I spoke a little about docs. Documentation is important, and the more we do to have better docs for our tools and libraries, the better.
- I think JQAPI is awesome. They took the standard jQuery docs and reformatted them to be more useful.
- Docco lets you do literate-style programming in JavaScript (or Python or any of the other ports that are available).
- Eloquent JavaScript is a book that teaches you JavaScript and provides interactive exercises to help with the learning
Then, I spoke a bit about the future.
- It always bears repeating: anything you can do to help old browsers die is good for the web
- WYSIWYG tools can be nice, but HTML, CSS and JavaScript are quite reasonably hand-writable. Tools that assist in hand authoring provide the most power.
- The mobile revolution needs more tools. And what will tools look like on modern tablets?
- Have you seen what a Smalltalk environment is like?. More of that for the web, please 🙂
- but not actual Smalltalk
Almost everything I showed was created in HTML, CSS and JavaScript. If you can make web apps, you can make tools. Even the tools that are built into the browsers are built of the same basic stuff.
Invest in your tools:
- Find the good ones, use them and tell others!
- Give feedback (this really helps people who make tools to make them better)
- Make them better
- Make entirely new ones
I mentioned how some tools, like Matthew Claypotch’s localStorage bookmarklet are very simple to write but can meet your needs precisely and even show toolmakers what you’d like to have.
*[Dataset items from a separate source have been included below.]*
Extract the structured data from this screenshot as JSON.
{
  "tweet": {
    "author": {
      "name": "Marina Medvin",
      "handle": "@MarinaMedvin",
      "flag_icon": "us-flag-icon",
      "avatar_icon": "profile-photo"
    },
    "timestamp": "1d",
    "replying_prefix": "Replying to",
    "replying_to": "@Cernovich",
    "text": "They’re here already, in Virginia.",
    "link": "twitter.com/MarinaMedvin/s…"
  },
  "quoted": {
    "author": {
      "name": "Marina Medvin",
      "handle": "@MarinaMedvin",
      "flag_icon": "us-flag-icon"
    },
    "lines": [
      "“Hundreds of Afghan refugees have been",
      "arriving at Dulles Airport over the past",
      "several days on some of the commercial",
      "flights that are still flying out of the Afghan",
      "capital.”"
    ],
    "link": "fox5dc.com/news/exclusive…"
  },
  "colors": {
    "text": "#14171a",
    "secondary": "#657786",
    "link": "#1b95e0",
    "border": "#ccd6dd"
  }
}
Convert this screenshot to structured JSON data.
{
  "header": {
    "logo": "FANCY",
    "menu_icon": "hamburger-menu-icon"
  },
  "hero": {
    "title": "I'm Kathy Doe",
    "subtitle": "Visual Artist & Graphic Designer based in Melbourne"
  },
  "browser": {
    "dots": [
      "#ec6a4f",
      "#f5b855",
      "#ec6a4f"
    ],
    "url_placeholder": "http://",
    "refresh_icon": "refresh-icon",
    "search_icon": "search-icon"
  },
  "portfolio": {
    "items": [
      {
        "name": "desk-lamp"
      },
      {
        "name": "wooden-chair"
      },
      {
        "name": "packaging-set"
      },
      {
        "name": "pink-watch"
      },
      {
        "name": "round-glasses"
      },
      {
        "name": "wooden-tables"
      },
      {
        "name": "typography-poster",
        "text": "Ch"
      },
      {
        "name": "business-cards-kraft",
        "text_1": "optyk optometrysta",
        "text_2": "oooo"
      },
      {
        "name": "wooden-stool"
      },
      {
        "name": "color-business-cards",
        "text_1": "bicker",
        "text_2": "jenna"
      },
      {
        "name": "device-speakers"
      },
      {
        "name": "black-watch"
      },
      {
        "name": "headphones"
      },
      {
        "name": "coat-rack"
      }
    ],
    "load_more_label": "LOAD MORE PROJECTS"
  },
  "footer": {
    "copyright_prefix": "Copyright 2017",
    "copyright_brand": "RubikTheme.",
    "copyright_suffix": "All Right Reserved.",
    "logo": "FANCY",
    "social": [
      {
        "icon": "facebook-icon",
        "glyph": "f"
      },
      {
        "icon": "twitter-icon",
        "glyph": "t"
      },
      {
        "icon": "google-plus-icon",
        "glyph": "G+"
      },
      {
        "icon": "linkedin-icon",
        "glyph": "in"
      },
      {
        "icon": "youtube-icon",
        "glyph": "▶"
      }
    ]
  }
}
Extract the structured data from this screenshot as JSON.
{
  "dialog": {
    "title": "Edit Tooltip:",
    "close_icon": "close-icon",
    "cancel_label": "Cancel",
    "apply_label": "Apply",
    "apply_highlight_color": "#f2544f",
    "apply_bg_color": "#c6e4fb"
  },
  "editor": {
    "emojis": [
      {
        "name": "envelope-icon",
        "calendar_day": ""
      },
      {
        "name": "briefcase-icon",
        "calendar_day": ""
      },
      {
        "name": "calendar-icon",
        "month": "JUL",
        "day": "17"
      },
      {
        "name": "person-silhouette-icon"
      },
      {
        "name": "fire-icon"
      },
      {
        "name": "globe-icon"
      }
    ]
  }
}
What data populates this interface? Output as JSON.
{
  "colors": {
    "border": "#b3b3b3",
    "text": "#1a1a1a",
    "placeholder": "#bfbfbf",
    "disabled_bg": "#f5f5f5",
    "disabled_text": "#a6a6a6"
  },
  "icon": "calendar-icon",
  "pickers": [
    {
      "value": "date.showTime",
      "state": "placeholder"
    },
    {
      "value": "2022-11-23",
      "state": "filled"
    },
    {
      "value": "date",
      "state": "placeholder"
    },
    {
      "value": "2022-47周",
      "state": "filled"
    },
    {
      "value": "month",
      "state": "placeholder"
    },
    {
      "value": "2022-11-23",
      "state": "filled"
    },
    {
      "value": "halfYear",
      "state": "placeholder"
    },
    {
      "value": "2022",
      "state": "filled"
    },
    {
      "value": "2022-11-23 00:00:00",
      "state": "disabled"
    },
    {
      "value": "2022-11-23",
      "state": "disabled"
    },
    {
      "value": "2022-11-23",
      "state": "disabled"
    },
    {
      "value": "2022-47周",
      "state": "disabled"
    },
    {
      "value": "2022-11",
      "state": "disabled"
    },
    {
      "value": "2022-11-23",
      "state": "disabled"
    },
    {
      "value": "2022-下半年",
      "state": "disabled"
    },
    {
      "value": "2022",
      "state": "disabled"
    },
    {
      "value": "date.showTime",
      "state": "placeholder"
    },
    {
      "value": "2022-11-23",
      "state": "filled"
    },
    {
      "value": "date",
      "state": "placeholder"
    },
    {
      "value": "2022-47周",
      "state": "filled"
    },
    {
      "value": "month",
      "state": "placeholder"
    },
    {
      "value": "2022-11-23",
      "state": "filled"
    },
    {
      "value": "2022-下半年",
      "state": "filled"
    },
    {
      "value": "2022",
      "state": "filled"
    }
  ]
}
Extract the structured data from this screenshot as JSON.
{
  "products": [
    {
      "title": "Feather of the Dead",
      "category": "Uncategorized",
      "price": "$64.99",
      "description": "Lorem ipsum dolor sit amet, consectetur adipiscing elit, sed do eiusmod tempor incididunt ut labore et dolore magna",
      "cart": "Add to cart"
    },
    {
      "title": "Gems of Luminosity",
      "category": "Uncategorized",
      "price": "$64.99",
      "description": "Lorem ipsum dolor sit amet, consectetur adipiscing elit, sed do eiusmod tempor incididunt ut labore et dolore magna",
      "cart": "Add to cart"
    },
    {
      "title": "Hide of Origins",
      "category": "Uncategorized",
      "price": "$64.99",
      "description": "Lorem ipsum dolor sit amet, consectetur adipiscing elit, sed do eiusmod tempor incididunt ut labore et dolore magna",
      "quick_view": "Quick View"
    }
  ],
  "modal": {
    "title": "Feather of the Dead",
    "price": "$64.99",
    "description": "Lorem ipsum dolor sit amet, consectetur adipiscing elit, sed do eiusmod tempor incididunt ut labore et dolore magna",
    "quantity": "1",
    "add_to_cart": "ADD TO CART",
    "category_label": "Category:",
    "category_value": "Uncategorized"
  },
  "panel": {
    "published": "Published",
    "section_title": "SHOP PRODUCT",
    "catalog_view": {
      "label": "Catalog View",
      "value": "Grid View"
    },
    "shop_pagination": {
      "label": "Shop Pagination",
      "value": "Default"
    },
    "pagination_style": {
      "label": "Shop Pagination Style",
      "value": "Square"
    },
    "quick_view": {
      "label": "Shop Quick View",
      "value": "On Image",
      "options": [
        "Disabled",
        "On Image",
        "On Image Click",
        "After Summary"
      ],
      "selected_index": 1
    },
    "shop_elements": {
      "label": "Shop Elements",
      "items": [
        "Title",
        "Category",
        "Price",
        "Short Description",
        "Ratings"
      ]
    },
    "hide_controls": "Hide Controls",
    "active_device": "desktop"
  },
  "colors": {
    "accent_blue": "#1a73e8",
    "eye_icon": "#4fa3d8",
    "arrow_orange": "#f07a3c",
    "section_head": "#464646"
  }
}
Other tools mentioned to me by others but not part of my talk:
- Glimpse is a client-side view into a server-side ASP.net applicaiton
- Edit This Cookie is a Chrome extension for editing cookies. There’s also Firecookie for Firebug
- YSlow is a tool from Yahoo! for spotting performance problems with your pages
- stat.js is a bookmarklet that gives you information (such as frames per second) for the page you’re looking at
- h5o provides an outline view for HTML5 documents
- LiveReload automatically reloads your JS and CSS as you change it (oh, and it will recompile your CoffeeScript, Sass or LESS for you at the same time)
- ReloadEvery is a Firefox extension to reload periodically automatically
- redbot spots problems with the way you’re serving up your pages
- HttpFox is a Firefox extension that provides an alternative view of network requests
- ColorZilla is another set of color tools for Firefox
- Fiddler is a web-debugging proxy
And there are many, many more. It’s a good time to be building web applications.